Labour centrists just cannot help themselves, can they? JK Rowling – she who has gained barely-explicable recognition as one of the world’s ‘great’ authors – last week describedthe current Labour Party as a ‘solipsistic personality cult’. (On that evidence, I am not even completely sure she understands what the word solipsistic means, only adding to my doubts about her status as an author.) Nick Cohen, the Guardian writer singly most unable to distinguish between a fairer world and a world torn apart by all-pervading warfare, added his own clamour of contempt a couple of days later, calling the Labour Party Conference, ‘The cult of St. Jeremy’.

The damned-if-you-do-damned-if-you-don’t quality of trying to please the so-called ‘centre-left’ – really just conservatives with somewhat queasier consciences – is brought most sharply into focus by how bizarrely unaware they seem to be of their own contradictory mindset. For almost two years, their overriding objection to Jeremy Corbyn as Labour leader was that, “He’s unelectable because he doesn’t engage with the electorate.”

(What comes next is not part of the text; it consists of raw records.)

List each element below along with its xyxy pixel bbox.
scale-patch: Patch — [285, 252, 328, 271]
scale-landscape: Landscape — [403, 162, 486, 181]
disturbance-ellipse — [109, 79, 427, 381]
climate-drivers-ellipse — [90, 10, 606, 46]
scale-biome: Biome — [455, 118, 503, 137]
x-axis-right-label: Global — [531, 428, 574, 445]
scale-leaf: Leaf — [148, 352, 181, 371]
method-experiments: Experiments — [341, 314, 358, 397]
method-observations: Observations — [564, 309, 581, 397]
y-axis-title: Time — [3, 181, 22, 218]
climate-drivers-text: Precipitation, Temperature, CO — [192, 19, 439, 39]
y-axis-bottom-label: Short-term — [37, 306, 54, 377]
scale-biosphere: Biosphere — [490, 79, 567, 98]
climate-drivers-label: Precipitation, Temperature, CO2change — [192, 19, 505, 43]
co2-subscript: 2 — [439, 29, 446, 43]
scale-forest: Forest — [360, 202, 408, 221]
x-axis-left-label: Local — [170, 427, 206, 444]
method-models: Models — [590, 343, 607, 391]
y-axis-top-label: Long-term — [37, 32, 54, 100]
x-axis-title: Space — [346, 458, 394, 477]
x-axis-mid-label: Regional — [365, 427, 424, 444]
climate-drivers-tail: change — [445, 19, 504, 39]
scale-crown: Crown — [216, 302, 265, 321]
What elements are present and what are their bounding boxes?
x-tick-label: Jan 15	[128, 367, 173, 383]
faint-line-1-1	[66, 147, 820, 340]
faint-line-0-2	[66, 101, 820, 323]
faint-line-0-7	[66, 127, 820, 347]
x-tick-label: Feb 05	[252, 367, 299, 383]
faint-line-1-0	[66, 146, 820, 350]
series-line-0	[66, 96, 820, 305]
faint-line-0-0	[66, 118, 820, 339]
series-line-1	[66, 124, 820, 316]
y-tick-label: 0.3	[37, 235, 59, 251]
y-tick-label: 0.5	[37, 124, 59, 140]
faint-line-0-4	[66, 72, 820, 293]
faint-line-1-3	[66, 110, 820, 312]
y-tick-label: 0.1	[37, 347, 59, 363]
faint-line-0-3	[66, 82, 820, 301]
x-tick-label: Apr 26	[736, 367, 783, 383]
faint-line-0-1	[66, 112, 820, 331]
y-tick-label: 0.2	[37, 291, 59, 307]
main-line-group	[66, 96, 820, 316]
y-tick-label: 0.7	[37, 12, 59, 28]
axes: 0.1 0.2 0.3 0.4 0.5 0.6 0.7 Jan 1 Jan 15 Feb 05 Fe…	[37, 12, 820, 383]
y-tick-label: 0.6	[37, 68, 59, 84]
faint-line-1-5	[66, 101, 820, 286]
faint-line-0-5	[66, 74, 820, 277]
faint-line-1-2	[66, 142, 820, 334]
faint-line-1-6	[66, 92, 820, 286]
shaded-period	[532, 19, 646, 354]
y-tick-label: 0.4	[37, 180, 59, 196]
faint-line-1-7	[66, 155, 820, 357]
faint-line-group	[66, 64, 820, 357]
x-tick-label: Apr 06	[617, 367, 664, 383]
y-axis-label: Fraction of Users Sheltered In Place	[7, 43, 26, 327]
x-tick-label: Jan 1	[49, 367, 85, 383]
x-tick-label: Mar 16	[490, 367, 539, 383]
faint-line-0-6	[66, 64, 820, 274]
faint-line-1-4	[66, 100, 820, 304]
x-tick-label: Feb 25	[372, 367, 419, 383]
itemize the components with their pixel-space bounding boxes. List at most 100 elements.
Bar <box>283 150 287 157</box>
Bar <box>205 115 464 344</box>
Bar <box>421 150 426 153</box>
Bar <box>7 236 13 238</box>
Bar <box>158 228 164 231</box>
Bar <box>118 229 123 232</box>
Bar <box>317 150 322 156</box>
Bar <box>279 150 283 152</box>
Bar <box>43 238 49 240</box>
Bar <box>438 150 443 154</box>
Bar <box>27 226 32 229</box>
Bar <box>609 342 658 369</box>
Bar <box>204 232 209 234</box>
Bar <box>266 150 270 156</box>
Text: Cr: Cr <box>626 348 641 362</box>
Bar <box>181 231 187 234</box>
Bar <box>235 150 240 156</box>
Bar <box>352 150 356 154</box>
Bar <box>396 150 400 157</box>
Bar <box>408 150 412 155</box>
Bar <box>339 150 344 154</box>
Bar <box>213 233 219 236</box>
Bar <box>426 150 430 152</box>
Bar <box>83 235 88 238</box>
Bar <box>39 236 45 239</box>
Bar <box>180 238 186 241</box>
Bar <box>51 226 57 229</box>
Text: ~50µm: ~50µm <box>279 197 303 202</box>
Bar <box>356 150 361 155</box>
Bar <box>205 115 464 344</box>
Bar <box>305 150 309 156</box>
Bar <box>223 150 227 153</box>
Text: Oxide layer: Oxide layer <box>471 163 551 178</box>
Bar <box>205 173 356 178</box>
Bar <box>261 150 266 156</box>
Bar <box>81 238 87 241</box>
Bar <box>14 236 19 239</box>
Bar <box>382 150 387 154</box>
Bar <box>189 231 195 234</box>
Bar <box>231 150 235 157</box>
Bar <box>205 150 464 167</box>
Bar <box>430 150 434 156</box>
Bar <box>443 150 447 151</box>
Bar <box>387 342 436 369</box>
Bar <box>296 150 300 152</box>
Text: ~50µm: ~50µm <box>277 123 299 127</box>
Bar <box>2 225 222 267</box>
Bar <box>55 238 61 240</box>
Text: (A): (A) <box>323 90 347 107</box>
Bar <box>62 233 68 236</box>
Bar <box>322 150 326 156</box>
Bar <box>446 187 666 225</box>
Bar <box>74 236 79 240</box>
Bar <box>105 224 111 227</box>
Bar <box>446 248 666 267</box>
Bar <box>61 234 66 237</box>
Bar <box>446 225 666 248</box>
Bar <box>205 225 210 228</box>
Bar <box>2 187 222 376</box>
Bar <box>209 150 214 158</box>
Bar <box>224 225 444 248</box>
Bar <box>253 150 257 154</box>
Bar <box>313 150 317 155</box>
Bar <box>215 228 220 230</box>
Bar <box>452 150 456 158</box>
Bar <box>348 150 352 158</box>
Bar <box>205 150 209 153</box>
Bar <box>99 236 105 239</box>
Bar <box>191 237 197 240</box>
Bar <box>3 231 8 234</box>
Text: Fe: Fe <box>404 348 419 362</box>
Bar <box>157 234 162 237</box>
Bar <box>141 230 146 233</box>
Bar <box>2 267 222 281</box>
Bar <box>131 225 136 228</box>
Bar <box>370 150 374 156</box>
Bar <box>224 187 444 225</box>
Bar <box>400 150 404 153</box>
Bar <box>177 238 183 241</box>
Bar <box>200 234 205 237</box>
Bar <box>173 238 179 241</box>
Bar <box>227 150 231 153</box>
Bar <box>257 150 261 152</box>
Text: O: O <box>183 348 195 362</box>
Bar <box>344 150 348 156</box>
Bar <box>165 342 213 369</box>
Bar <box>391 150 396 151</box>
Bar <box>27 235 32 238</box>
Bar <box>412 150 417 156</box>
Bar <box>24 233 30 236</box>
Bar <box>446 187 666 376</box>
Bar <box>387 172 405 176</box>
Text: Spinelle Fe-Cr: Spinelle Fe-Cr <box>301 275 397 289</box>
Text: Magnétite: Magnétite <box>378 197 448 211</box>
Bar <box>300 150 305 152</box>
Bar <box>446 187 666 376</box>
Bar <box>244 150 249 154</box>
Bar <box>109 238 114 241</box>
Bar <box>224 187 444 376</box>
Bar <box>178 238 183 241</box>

Step aside, Schrödinger’s Cat. Step aside, Schrödinger’s immigrant. We now have Schrödinger’s Labour leader. How can someone who does not engage with the electorate draw a large cult-following from the electorate?

Mr Odoni goes on to make the point that those of us on the Left who have been campaigning since before Mr Corbyn’s election as Labour leader for a return to true centre-ground politics (with a mixed economy and working welfare state) have been saying from the moment the critics started spouting their drivel:

The frustration of these contradictory insults is partly because, in truth, very, very few of Corbyn’s supporters see him as an ‘object-of-worship’ as such. They admire him for having the courage to smash the Overton Window of the last forty years and speak again ideas that were considered unthinkable thanks to Margaret Thatcher and Rupert Murdoch, and finally bring Keynesian social democracy back into the mainstream. Yes, there is affection for Corbyn, but for better or worse, it is the ideas he stands for that are important, and not just the man himself. Corbyn, it should be emphasised, is among the first to say that.

Those are the facts, and the likes of Ms Rowling and Mr Cohen can’t change them – no matter how often they try, or how contradictory their efforts.